Russian Mafia Links to Don Corleone Trump

Don Corleone Trump

Stuart Lyle

What if Russian interference in the US elections really is not as cunning and sophisticated as it has been portrayed in the media?  And all the Facebook advertising and black ops were just blundering attempts to further the success of now-entrenched Russian kleptocracy?  That’s the thesis behind Masha Gessen’s recent article in The New Yorker:

The story is not that Putin is masterminding a vast and brilliant attack on Western democracy. The story, it appears, is that the Russian Mafia state is cultivating profit-yielding relationships with the aspiring Mafia boss of the U.S. and his band of crooks, subverting democratic institutions in the process.

Gessen pooh-poohs the idea that there is any grand strategy behind what the Russians have been doing.  She points to Bálint Magyar’s work on the advent of a “Mafia State” in Hungary under ostensibly democratically elected Victor Orbán.  His book, Post-Communist Mafia State is published by the Central European University – the school that Orbán has worked successfully to drive out of Hungary.

Gessen’s main point is that if you are looking for the standard political logic behind Russian interference, you are wasting your time.  The only logic that fits is mafia logic: if it is profitable and enhances the status of the boss, then it is worth it, whether or not it is something good for the state.

It is a grim view of Russian from an insider.  And a sobering view of the current White House occupant as someone who jealously covets the loyal machinery that his Russian counterpart commands.  And not just Russian, but strongmen the world over, including criminals like Duarte in the Philippines and Kim Jong Un in North Korea.

3 thoughts on “Russian Mafia Links to Don Corleone Trump

  1. Social media are awash in all kinds of mis- and dis-information seeking to further political ideologies. This has been going on for a long, long time and Mark Zuckerberg appears to be conveniently “helpless” to crack down on it, despite making occasional noises to that effect. It would take a small army of computer forensics detectives to pin down the geographical origin points of these social media posts. Personally, I am not concerned with what this or that foreign government or foreign private individuals posted trying to influence our 2016 elections. We need look no farther than the Electoral College to find what’s responsible for Trump’s very unexpected (including by himself, apparently!) victory at the ballot box. You see, some folks get to cast more than one vote, in essence, a vote-and-a-fraction if you will. As I understand it, the Electoral College was established to try to give the small farmers in the “younger” territories of the nation (out west) a chance to counter the power of the “elites”–the bankers and the businessmen–concentrated on the eastern seaboard. (Let us not forget that the leading lights of the nascent USA were the large landowners in places like Virginia and Maryland, their fields tended by slave labor. Brilliant intellects, but they were no friends of the common folk.) So I maintain that we are saddled with Donald J. Trump because the votes of yahoos in states like Montana, Wyoming and Idaho OUTWEIGHED the popular vote which favored Madam Clinton. Trump required no assistance from Russia or any other foreign entity. Come on, prove me wrong, somebody!

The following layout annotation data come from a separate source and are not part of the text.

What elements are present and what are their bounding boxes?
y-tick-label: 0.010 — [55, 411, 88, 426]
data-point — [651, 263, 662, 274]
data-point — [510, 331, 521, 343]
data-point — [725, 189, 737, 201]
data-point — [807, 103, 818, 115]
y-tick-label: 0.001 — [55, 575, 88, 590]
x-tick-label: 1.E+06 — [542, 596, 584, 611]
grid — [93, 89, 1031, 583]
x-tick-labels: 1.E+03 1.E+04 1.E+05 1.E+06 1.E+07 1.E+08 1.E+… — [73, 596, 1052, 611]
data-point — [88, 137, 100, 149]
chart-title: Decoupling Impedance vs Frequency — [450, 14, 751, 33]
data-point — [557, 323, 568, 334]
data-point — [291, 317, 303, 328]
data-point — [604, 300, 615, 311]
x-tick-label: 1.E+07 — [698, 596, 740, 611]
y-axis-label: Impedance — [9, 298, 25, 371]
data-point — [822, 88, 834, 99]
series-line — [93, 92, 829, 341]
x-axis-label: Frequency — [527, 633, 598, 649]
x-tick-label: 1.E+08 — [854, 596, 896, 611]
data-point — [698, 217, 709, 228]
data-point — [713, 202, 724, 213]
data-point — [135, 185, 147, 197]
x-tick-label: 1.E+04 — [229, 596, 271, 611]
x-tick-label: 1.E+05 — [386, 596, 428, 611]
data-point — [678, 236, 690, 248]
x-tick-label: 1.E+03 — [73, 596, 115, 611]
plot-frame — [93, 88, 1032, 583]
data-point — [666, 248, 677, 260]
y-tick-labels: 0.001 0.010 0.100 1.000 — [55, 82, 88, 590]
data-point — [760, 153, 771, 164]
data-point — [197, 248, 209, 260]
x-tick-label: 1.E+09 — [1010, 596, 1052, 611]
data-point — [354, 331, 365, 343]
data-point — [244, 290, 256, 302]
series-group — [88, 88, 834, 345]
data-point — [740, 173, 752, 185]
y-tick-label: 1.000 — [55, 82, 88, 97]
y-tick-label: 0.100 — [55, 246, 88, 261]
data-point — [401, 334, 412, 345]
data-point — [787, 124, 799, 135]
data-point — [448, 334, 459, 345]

    • You’re not wrong about the significance of the antiquated EC, Greg. But democratic republics are operating in an environment rife with opportunity for misinformation influence.

      Given the outcome of the 2000 US election, where ~ 800 votes (and a hasty USSC decision) delivered the eventual Oval Office proposal — and tragic motivated reasoning bipartisan Congressional support of same — less than two years later for an invasion of Iraq, and siphoning of 2016 Hilary votes by non-conservatives, who either wasted ballots on Green Pary candidates or stayed home in a fit of Bernie-got-fucked-by-the-DNC-and-now-I’ll-show-them! pique greatly accelerated by social media manipulators, many of them operating (with intrusive foreign governmental sanction) from pc’s located outside CONUS, and the effects of both of the above exponentially exacerbated by all that has occurred with information media over the prior going-on-four decades …

      … I can’t discount the potential of on-going harm to the US elections process — and the concommitant threat posed to the liberal democracy project — resulting from extremely marginal “third party” Presidential candidacies, and/or cyber malice from any number of sources.

      • First, I state for the record that I voted for Jill Stein. That did not prevent Clinton from winning my state. As long as we remain mired in the mindset that we “have to” vote for one of the main parties, there will be no real movement toward change. Here’s something missing thus far from this discussion: voter suppression. Do we really live in a “democratic republic” if local officials can get away with disqualifying tens of thousands of potential voters for such “chickenshit” (as we would have said in the Army back in the day) reasons as a minor typographical error in how a name is entered on the rolls? Or a criminal conviction from years before, regardless of a person living a “straight” life in the intervening years? Other issues: 1.) States that use a “winner takes all” approach to awarding Electoral College votes, rather than doing it proportional to the actual votes cast [make no mistake, though: I want the EC abolished, not reformed]; 2.) the use of Super Delegates to rig the nominating process within a party. This last issue is one for the Democratic Party to clean up internally. I have no say in the matter.